The Price of Documenting Israeli Abuse: A Global Trial
The Lead
The case against Israeli leaders does not begin in The Hague, but in a bombed street in Gaza, where a lawyer kneels to write down a name before the body is buried. Palestinian lawyers and human rights organizations have been documenting Israeli abuse for years, despite facing smears, raids, and threats.
The Event Details
Long before the International Criminal Court (ICC) issued arrest warrants in November 2024 against Israeli Prime Minister Benjamin Netanyahu and then Defence Minister Yoav Gallant, Palestinian lawyers and human rights organisations had already built the archive of evidence the world is now being asked to confront. They documented torture, sexual violence, arbitrary detention, attacks on hospitals, the killing of children and the destruction of entire families.
The Data Analysis
The people trying to make the law speak have had to do so while under attack themselves. Tahseen Elayyan of Al-Haq describes the process. His organisation, one of the oldest Palestinian human rights groups, gathers testimony directly from victims and witnesses, preserves whatever evidence can be saved, and turns those fragments into reports and legal submissions for courts, including the ICC.
The Impact Analysis
The assault on the wall was never going to be ignored.
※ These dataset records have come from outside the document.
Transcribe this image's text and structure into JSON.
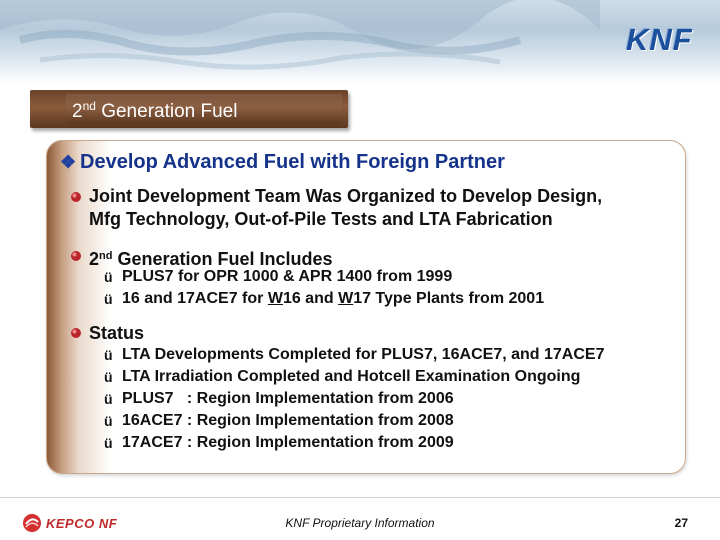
{
  "header": {
    "logo_text": "KNF"
  },
  "title": {
    "prefix": "2",
    "superscript": "nd",
    "suffix": " Generation Fuel"
  },
  "heading": {
    "icon": "diamond-bullet-icon",
    "text": "Develop Advanced Fuel with Foreign Partner"
  },
  "items": [
    {
      "line1": "Joint Development Team Was  Organized to Develop Design,",
      "line2": "Mfg Technology, Out-of-Pile Tests and LTA Fabrication"
    },
    {
      "prefix": "2",
      "superscript": "nd",
      "suffix": " Generation Fuel Includes",
      "subitems": [
        {
          "text": "PLUS7 for OPR 1000 & APR 1400 from 1999"
        },
        {
          "pre": "16 and 17ACE7 for ",
          "u1": "W",
          "mid": "16 and ",
          "u2": "W",
          "post": "17 Type Plants from 2001"
        }
      ]
    },
    {
      "text": "Status",
      "subitems": [
        "LTA Developments Completed for PLUS7, 16ACE7, and 17ACE7",
        "LTA Irradiation Completed and Hotcell Examination Ongoing",
        "PLUS7   : Region Implementation from 2006",
        "16ACE7 : Region Implementation from 2008",
        "17ACE7 : Region Implementation from 2009"
      ]
    }
  ],
  "check_glyph": "ü",
  "footer": {
    "company_logo_text": "KEPCO NF",
    "info": "KNF Proprietary Information",
    "page": "27"
  },
  "colors": {
    "heading": "#15338a",
    "title_box": "#7a4e31",
    "bullet": "#b8252b"
  }
}
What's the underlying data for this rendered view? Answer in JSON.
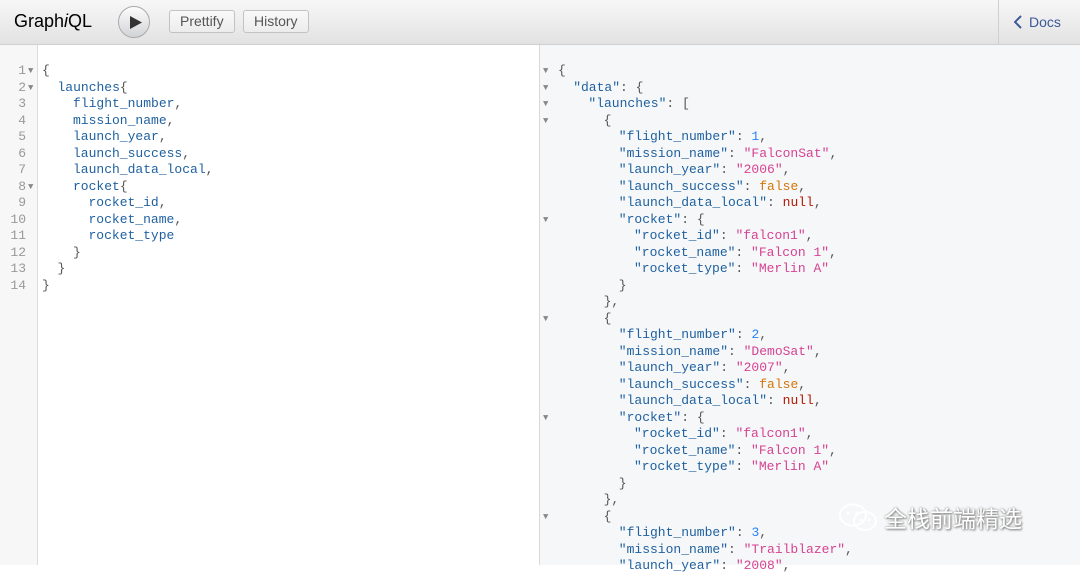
{
  "app": {
    "logo_prefix": "Graph",
    "logo_italic": "i",
    "logo_suffix": "QL"
  },
  "toolbar": {
    "prettify_label": "Prettify",
    "history_label": "History",
    "docs_label": "Docs"
  },
  "editor": {
    "lines": [
      {
        "num": "1",
        "fold": true,
        "indent": 0,
        "tokens": [
          [
            "punc",
            "{"
          ]
        ]
      },
      {
        "num": "2",
        "fold": true,
        "indent": 1,
        "tokens": [
          [
            "field",
            "launches"
          ],
          [
            "punc",
            "{"
          ]
        ]
      },
      {
        "num": "3",
        "fold": false,
        "indent": 2,
        "tokens": [
          [
            "field",
            "flight_number"
          ],
          [
            "punc",
            ","
          ]
        ]
      },
      {
        "num": "4",
        "fold": false,
        "indent": 2,
        "tokens": [
          [
            "field",
            "mission_name"
          ],
          [
            "punc",
            ","
          ]
        ]
      },
      {
        "num": "5",
        "fold": false,
        "indent": 2,
        "tokens": [
          [
            "field",
            "launch_year"
          ],
          [
            "punc",
            ","
          ]
        ]
      },
      {
        "num": "6",
        "fold": false,
        "indent": 2,
        "tokens": [
          [
            "field",
            "launch_success"
          ],
          [
            "punc",
            ","
          ]
        ]
      },
      {
        "num": "7",
        "fold": false,
        "indent": 2,
        "tokens": [
          [
            "field",
            "launch_data_local"
          ],
          [
            "punc",
            ","
          ]
        ]
      },
      {
        "num": "8",
        "fold": true,
        "indent": 2,
        "tokens": [
          [
            "field",
            "rocket"
          ],
          [
            "punc",
            "{"
          ]
        ]
      },
      {
        "num": "9",
        "fold": false,
        "indent": 3,
        "tokens": [
          [
            "field",
            "rocket_id"
          ],
          [
            "punc",
            ","
          ]
        ]
      },
      {
        "num": "10",
        "fold": false,
        "indent": 3,
        "tokens": [
          [
            "field",
            "rocket_name"
          ],
          [
            "punc",
            ","
          ]
        ]
      },
      {
        "num": "11",
        "fold": false,
        "indent": 3,
        "tokens": [
          [
            "field",
            "rocket_type"
          ]
        ]
      },
      {
        "num": "12",
        "fold": false,
        "indent": 2,
        "tokens": [
          [
            "punc",
            "}"
          ]
        ]
      },
      {
        "num": "13",
        "fold": false,
        "indent": 1,
        "tokens": [
          [
            "punc",
            "}"
          ]
        ]
      },
      {
        "num": "14",
        "fold": false,
        "indent": 0,
        "tokens": [
          [
            "punc",
            "}"
          ]
        ]
      }
    ]
  },
  "result": {
    "lines": [
      {
        "fold": true,
        "indent": 0,
        "tokens": [
          [
            "punc",
            "{"
          ]
        ]
      },
      {
        "fold": true,
        "indent": 1,
        "tokens": [
          [
            "key",
            "\"data\""
          ],
          [
            "punc",
            ": {"
          ]
        ]
      },
      {
        "fold": true,
        "indent": 2,
        "tokens": [
          [
            "key",
            "\"launches\""
          ],
          [
            "punc",
            ": ["
          ]
        ]
      },
      {
        "fold": true,
        "indent": 3,
        "tokens": [
          [
            "punc",
            "{"
          ]
        ]
      },
      {
        "fold": false,
        "indent": 4,
        "tokens": [
          [
            "key",
            "\"flight_number\""
          ],
          [
            "punc",
            ": "
          ],
          [
            "num",
            "1"
          ],
          [
            "punc",
            ","
          ]
        ]
      },
      {
        "fold": false,
        "indent": 4,
        "tokens": [
          [
            "key",
            "\"mission_name\""
          ],
          [
            "punc",
            ": "
          ],
          [
            "str",
            "\"FalconSat\""
          ],
          [
            "punc",
            ","
          ]
        ]
      },
      {
        "fold": false,
        "indent": 4,
        "tokens": [
          [
            "key",
            "\"launch_year\""
          ],
          [
            "punc",
            ": "
          ],
          [
            "str",
            "\"2006\""
          ],
          [
            "punc",
            ","
          ]
        ]
      },
      {
        "fold": false,
        "indent": 4,
        "tokens": [
          [
            "key",
            "\"launch_success\""
          ],
          [
            "punc",
            ": "
          ],
          [
            "bool",
            "false"
          ],
          [
            "punc",
            ","
          ]
        ]
      },
      {
        "fold": false,
        "indent": 4,
        "tokens": [
          [
            "key",
            "\"launch_data_local\""
          ],
          [
            "punc",
            ": "
          ],
          [
            "kw",
            "null"
          ],
          [
            "punc",
            ","
          ]
        ]
      },
      {
        "fold": true,
        "indent": 4,
        "tokens": [
          [
            "key",
            "\"rocket\""
          ],
          [
            "punc",
            ": {"
          ]
        ]
      },
      {
        "fold": false,
        "indent": 5,
        "tokens": [
          [
            "key",
            "\"rocket_id\""
          ],
          [
            "punc",
            ": "
          ],
          [
            "str",
            "\"falcon1\""
          ],
          [
            "punc",
            ","
          ]
        ]
      },
      {
        "fold": false,
        "indent": 5,
        "tokens": [
          [
            "key",
            "\"rocket_name\""
          ],
          [
            "punc",
            ": "
          ],
          [
            "str",
            "\"Falcon 1\""
          ],
          [
            "punc",
            ","
          ]
        ]
      },
      {
        "fold": false,
        "indent": 5,
        "tokens": [
          [
            "key",
            "\"rocket_type\""
          ],
          [
            "punc",
            ": "
          ],
          [
            "str",
            "\"Merlin A\""
          ]
        ]
      },
      {
        "fold": false,
        "indent": 4,
        "tokens": [
          [
            "punc",
            "}"
          ]
        ]
      },
      {
        "fold": false,
        "indent": 3,
        "tokens": [
          [
            "punc",
            "},"
          ]
        ]
      },
      {
        "fold": true,
        "indent": 3,
        "tokens": [
          [
            "punc",
            "{"
          ]
        ]
      },
      {
        "fold": false,
        "indent": 4,
        "tokens": [
          [
            "key",
            "\"flight_number\""
          ],
          [
            "punc",
            ": "
          ],
          [
            "num",
            "2"
          ],
          [
            "punc",
            ","
          ]
        ]
      },
      {
        "fold": false,
        "indent": 4,
        "tokens": [
          [
            "key",
            "\"mission_name\""
          ],
          [
            "punc",
            ": "
          ],
          [
            "str",
            "\"DemoSat\""
          ],
          [
            "punc",
            ","
          ]
        ]
      },
      {
        "fold": false,
        "indent": 4,
        "tokens": [
          [
            "key",
            "\"launch_year\""
          ],
          [
            "punc",
            ": "
          ],
          [
            "str",
            "\"2007\""
          ],
          [
            "punc",
            ","
          ]
        ]
      },
      {
        "fold": false,
        "indent": 4,
        "tokens": [
          [
            "key",
            "\"launch_success\""
          ],
          [
            "punc",
            ": "
          ],
          [
            "bool",
            "false"
          ],
          [
            "punc",
            ","
          ]
        ]
      },
      {
        "fold": false,
        "indent": 4,
        "tokens": [
          [
            "key",
            "\"launch_data_local\""
          ],
          [
            "punc",
            ": "
          ],
          [
            "kw",
            "null"
          ],
          [
            "punc",
            ","
          ]
        ]
      },
      {
        "fold": true,
        "indent": 4,
        "tokens": [
          [
            "key",
            "\"rocket\""
          ],
          [
            "punc",
            ": {"
          ]
        ]
      },
      {
        "fold": false,
        "indent": 5,
        "tokens": [
          [
            "key",
            "\"rocket_id\""
          ],
          [
            "punc",
            ": "
          ],
          [
            "str",
            "\"falcon1\""
          ],
          [
            "punc",
            ","
          ]
        ]
      },
      {
        "fold": false,
        "indent": 5,
        "tokens": [
          [
            "key",
            "\"rocket_name\""
          ],
          [
            "punc",
            ": "
          ],
          [
            "str",
            "\"Falcon 1\""
          ],
          [
            "punc",
            ","
          ]
        ]
      },
      {
        "fold": false,
        "indent": 5,
        "tokens": [
          [
            "key",
            "\"rocket_type\""
          ],
          [
            "punc",
            ": "
          ],
          [
            "str",
            "\"Merlin A\""
          ]
        ]
      },
      {
        "fold": false,
        "indent": 4,
        "tokens": [
          [
            "punc",
            "}"
          ]
        ]
      },
      {
        "fold": false,
        "indent": 3,
        "tokens": [
          [
            "punc",
            "},"
          ]
        ]
      },
      {
        "fold": true,
        "indent": 3,
        "tokens": [
          [
            "punc",
            "{"
          ]
        ]
      },
      {
        "fold": false,
        "indent": 4,
        "tokens": [
          [
            "key",
            "\"flight_number\""
          ],
          [
            "punc",
            ": "
          ],
          [
            "num",
            "3"
          ],
          [
            "punc",
            ","
          ]
        ]
      },
      {
        "fold": false,
        "indent": 4,
        "tokens": [
          [
            "key",
            "\"mission_name\""
          ],
          [
            "punc",
            ": "
          ],
          [
            "str",
            "\"Trailblazer\""
          ],
          [
            "punc",
            ","
          ]
        ]
      },
      {
        "fold": false,
        "indent": 4,
        "tokens": [
          [
            "key",
            "\"launch_year\""
          ],
          [
            "punc",
            ": "
          ],
          [
            "str",
            "\"2008\""
          ],
          [
            "punc",
            ","
          ]
        ]
      }
    ]
  },
  "watermark": {
    "text": "全栈前端精选",
    "icon": "wechat-icon"
  },
  "icons": {
    "run": "play-icon",
    "docs": "chevron-left-icon",
    "fold": "fold-arrow-icon"
  },
  "colors": {
    "field": "#1f61a0",
    "key": "#1f61a0",
    "string": "#d64292",
    "number": "#2882f9",
    "null": "#b11a04",
    "boolean": "#d47509",
    "docs_link": "#3b5998"
  }
}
And the backlash, when it came, was directed not only at Palestinians, but at the institutions and individuals carrying their cases. No one knows that cost better than Fatou Bensouda. As chief prosecutor of the ICC from 2012 to 2021, the Gambian lawyer opened investigations in Afghanistan, Libya, Myanmar and the occupied Palestinian territory.
The Prediction
The Palestinian case is no longer only about Palestinian suffering, or even Israeli impunity. It is about whether the world still intends for law to be applied equally. If the law applies only to the weak, it is not seeking justice. If courts move only when powerful states allow them to move, they are not arbiters of justice.